The big problem was the first 12 races of the season. In the opening third of the season, the driver of the No. 12 Dodge had five finishes of 32nd or worst, plus an additional 23rd-place outing. A major contributing factor was three DNFs (two blown engines and a crash).
But in the second half of the year, Newman has had only two finishes outside the top 20 – including two runner-ups – and just one DNF.
When asked to compare the first third of the season with the middle third, Newman again becomes analytical.
"It's a good rebound season for us," said Newman, who finished 18th in points last season. "Could it have been better? Absolutely. Could it have been worse? Yeah, absolutely. We've had our ups and downs, our hiccups, and yet through it all, we're still sitting here pretty strong. I'd give (the season) a B or B-minus."

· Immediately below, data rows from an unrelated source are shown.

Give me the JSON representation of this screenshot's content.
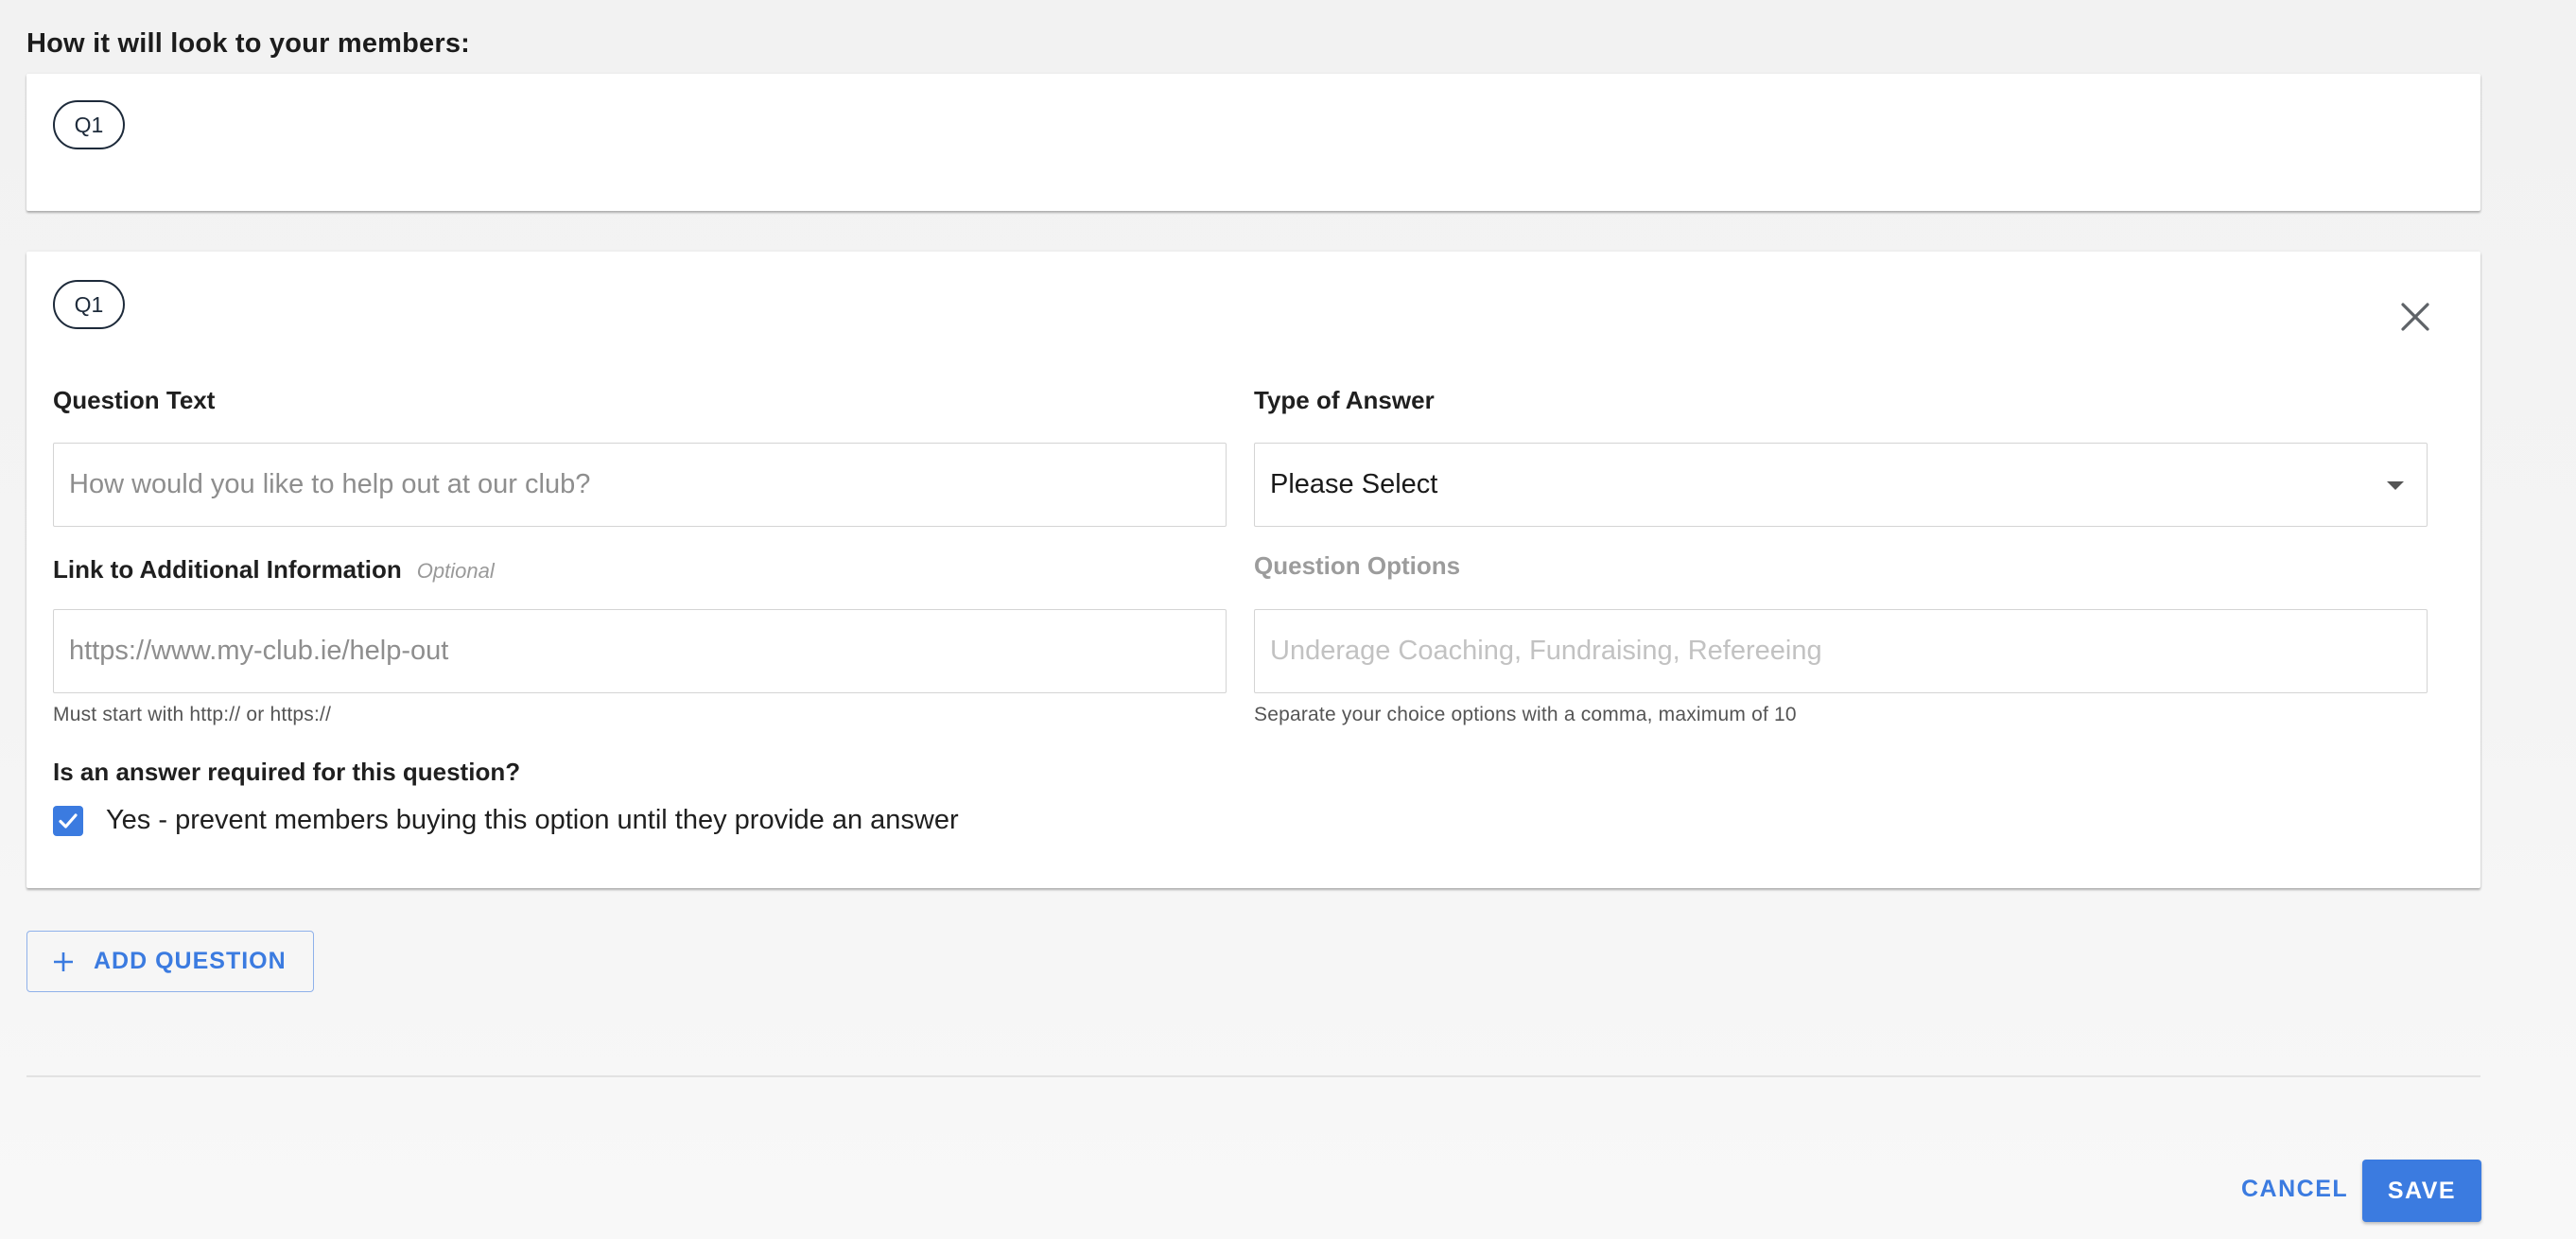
{
  "preview": {
    "title": "How it will look to your members:",
    "question_chip": "Q1"
  },
  "editor": {
    "question_chip": "Q1",
    "close_icon": "close-icon",
    "question_text": {
      "label": "Question Text",
      "placeholder": "How would you like to help out at our club?",
      "value": ""
    },
    "type_of_answer": {
      "label": "Type of Answer",
      "selected": "Please Select"
    },
    "link": {
      "label": "Link to Additional Information",
      "optional": "Optional",
      "placeholder": "https://www.my-club.ie/help-out",
      "value": "",
      "helper": "Must start with http:// or https://"
    },
    "question_options": {
      "label": "Question Options",
      "placeholder": "Underage Coaching, Fundraising, Refereeing",
      "value": "",
      "helper": "Separate your choice options with a comma, maximum of 10"
    },
    "required": {
      "label": "Is an answer required for this question?",
      "checkbox_label": "Yes - prevent members buying this option until they provide an answer",
      "checked": true
    }
  },
  "add_question_label": "ADD QUESTION",
  "footer": {
    "cancel_label": "CANCEL",
    "save_label": "SAVE"
  },
  "colors": {
    "accent": "#3b7be0",
    "chip_border": "#1d2a3a"
  }
}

While Newman is in a position to help himself and Busch at the same time, he doesn't expect Busch to do the same. And Newman is OK with that, knowing Busch has to race Sunday with a more conservative strategy so that he doesn't cost himself points and leave himself vulnerable to a Dale Earnhardt Jr. (13th in points) or Newman hot streak.
"He can't do (anything)," Newman said. "We just have to keep doing what we've been doing as a team. It's got us to where we're at: the top two Dodge teams out there."
Newman describes California Speedway as being just an "all right" race track, perhaps because his record is less-than-stellar at the two-mile oval. In nine career starts here, Newman has just two top-fives and one other top-10. He finished 33rd in last year's Labor Day event here and was 12th at Fontana this spring.
"I'd rather be at Darlington," Newman said, referring to the former traditional site of the Labor Day weekend event on the Cup schedule. After more than 50 years at Darlington, NASCAR moved this weekend's race to California Speedway in 2004.
Newman's affinity for Darlington isn't surprising. He has five career top-fives and another top-10 in nine starts at the 1.366-mile egg-shaped oval.
"I'd rather be at Darlington," he reiterates with a big smile after taking a bite from a popsicle.
But in reality, Newman is all the way on the other side of the country and he'll have to make the best of the situation.
Much like how he views his chances of making the Chase.